Virginia’s eureka moment occurred one morning while she was having breakfast in the hospital canteen. One of her medical students asked her how to evaluate newborn babies’ wellbeing. Virginia replied, “That’s easy. You would do it like this,” and jotted down the five vital signs to look for. Initially called the Newborn Screening System, it was the first version of what became the Apgar test.
The medical student may have been surprised by the seemingly instantaneous production of a new scoring system, but Virginia’s thoughts were the result of her many years of painstaking observations and clinical knowledge. As a practicing anesthetist, Virginia’s daily work involved close contact with newborns. She had seen seemingly healthy babies being whisked away from their mothers to be weighed and measured, only to turn blue and struggle to breathe.

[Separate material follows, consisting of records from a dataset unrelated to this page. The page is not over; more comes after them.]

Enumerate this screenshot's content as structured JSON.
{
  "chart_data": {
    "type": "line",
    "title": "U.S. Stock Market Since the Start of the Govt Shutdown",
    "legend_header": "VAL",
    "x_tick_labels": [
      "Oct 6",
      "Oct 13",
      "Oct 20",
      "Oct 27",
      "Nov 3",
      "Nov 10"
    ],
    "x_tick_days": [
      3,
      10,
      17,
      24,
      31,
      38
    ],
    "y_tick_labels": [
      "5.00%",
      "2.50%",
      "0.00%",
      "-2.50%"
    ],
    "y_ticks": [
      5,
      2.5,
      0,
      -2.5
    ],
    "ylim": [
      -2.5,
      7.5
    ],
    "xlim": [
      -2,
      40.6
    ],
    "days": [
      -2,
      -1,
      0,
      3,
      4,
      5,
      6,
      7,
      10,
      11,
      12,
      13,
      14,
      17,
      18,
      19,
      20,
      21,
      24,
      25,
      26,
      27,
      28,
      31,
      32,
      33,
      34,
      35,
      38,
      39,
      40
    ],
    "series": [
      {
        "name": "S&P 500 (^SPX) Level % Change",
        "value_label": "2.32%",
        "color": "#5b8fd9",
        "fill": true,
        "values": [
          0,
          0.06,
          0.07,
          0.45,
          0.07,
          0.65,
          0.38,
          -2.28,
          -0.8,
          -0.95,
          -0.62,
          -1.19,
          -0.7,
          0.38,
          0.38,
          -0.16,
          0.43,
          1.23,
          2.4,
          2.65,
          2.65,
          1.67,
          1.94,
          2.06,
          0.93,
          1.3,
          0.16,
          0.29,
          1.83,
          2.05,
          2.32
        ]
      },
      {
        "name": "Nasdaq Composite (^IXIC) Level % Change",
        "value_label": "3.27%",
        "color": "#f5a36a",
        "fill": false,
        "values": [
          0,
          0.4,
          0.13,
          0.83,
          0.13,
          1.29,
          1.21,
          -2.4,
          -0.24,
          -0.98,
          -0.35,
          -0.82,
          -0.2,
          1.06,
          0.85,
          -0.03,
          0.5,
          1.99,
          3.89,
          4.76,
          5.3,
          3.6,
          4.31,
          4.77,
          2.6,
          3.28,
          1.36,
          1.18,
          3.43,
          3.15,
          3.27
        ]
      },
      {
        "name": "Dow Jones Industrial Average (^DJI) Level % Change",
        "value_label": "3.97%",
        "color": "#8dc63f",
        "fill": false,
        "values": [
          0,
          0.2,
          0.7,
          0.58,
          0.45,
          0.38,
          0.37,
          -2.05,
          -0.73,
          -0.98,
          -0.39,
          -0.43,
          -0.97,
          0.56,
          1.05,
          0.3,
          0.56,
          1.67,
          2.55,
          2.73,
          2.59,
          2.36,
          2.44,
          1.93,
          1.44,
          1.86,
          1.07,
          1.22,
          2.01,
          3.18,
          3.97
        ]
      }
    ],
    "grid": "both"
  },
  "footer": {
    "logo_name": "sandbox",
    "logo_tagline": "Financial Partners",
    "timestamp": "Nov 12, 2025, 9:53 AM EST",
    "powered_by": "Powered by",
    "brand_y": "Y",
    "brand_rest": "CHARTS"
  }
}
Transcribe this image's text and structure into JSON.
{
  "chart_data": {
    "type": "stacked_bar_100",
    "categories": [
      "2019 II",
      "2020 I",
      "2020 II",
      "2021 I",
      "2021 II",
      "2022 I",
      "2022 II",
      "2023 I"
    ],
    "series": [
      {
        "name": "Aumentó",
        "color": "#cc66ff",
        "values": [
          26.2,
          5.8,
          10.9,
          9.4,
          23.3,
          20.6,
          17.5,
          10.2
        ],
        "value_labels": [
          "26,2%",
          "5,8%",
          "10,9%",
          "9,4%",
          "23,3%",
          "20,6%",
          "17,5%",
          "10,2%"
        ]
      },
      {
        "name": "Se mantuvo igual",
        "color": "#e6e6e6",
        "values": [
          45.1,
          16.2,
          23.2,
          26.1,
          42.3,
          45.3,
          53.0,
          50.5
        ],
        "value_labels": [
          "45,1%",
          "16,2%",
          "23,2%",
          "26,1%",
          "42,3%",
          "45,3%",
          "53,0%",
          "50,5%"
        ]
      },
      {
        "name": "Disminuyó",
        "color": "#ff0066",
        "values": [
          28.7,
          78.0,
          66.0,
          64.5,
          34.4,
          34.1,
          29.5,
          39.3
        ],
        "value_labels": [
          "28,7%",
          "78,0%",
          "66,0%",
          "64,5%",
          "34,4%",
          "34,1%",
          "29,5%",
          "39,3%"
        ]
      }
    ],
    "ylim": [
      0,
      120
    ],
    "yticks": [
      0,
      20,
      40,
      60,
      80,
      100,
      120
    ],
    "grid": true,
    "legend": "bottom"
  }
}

Virginia understood the importance of checking the five vital signs at one minute after birth. Each of these is given a score of zero, one, or two. A total score of seven to ten is considered normal, while four to six necessitates some intervention to stimulate, for example breathing, and a score below three leads to emergency treatment. Few babies get a perfect ten one minute after birth, as the circulation—oxygenated blood—often hasn’t reached the fingers and toes fully, so these can still be blue.
As the Apgar score became more widely used, it was clear that having a second set of measurements would reveal how the baby was thriving after being born. Comparisons between scores taken at different times would enable the healthcare professionals to monitor improvement or deterioration. Now, the Apgar test is routinely performed at one and five minutes after birth. If necessary, it can be repeated at ten minutes.
After testing the scoring system on more than 1,000 newborns, Virginia’s test was presented at a meeting in 1952 and, in 1953, Virginia published her findings. The sole-author publication, in Current Researches in Anesthesia and Analgesia, detailed the score’s value as a predictor of newborn survival. This is a rare example of a universally accepted and applauded test that was quickly and routinely applied. On the back of the wave of optimism following the advent of antibiotics, the world of medicine was ready for new advances.
Ten years later, in 1963, the newborn screening test was officially designated the Apgar test, when Dr. Joseph Butterfield at the Children’s Hospital in Denver suggested an acronym using Virginia’s surname to help users remember what to look for: Appearance, Pulse, Grimace, Activity, and Respiration. When he wrote to Virginia about it, she replied, “I chortled aloud when I saw the epigram. It is very clever and certainly original.” Dr. Joseph Butterfield published this acronym in the Journal of the American Medical Association:
• A is for Appearance. A normal pink skin color all over scores two. If the color is normal on the body but blue on the feet and/or hands, the score is one. A blue or very pale body is zero.
• P is for Pulse. A newborn baby’s pulse (heart rate) should be over 100 beats per minute, denoting a score of two. Less than 100 beats per minute is one. If the pulse is absent, the score is zero.
• G is for Grimace. This tests for reflexes after stimulating the soles of a baby’s feet. If a tickle or gentle slap elicits a jerking movement of the legs or a cough/sneeze, the score is two. A grimace scores one and no reaction zero.
• A is for Activity. Muscle tone is indicated by free and regular movement of the arms and legs, scoring two. If the arms or legs are flexed, the score is one. Lack of movement scores zero.
• R is for Respiration. If the baby cries and is breathing well after birth, this scores two. If the breathing is slow or labored, the score is one. Absence of breathing is zero.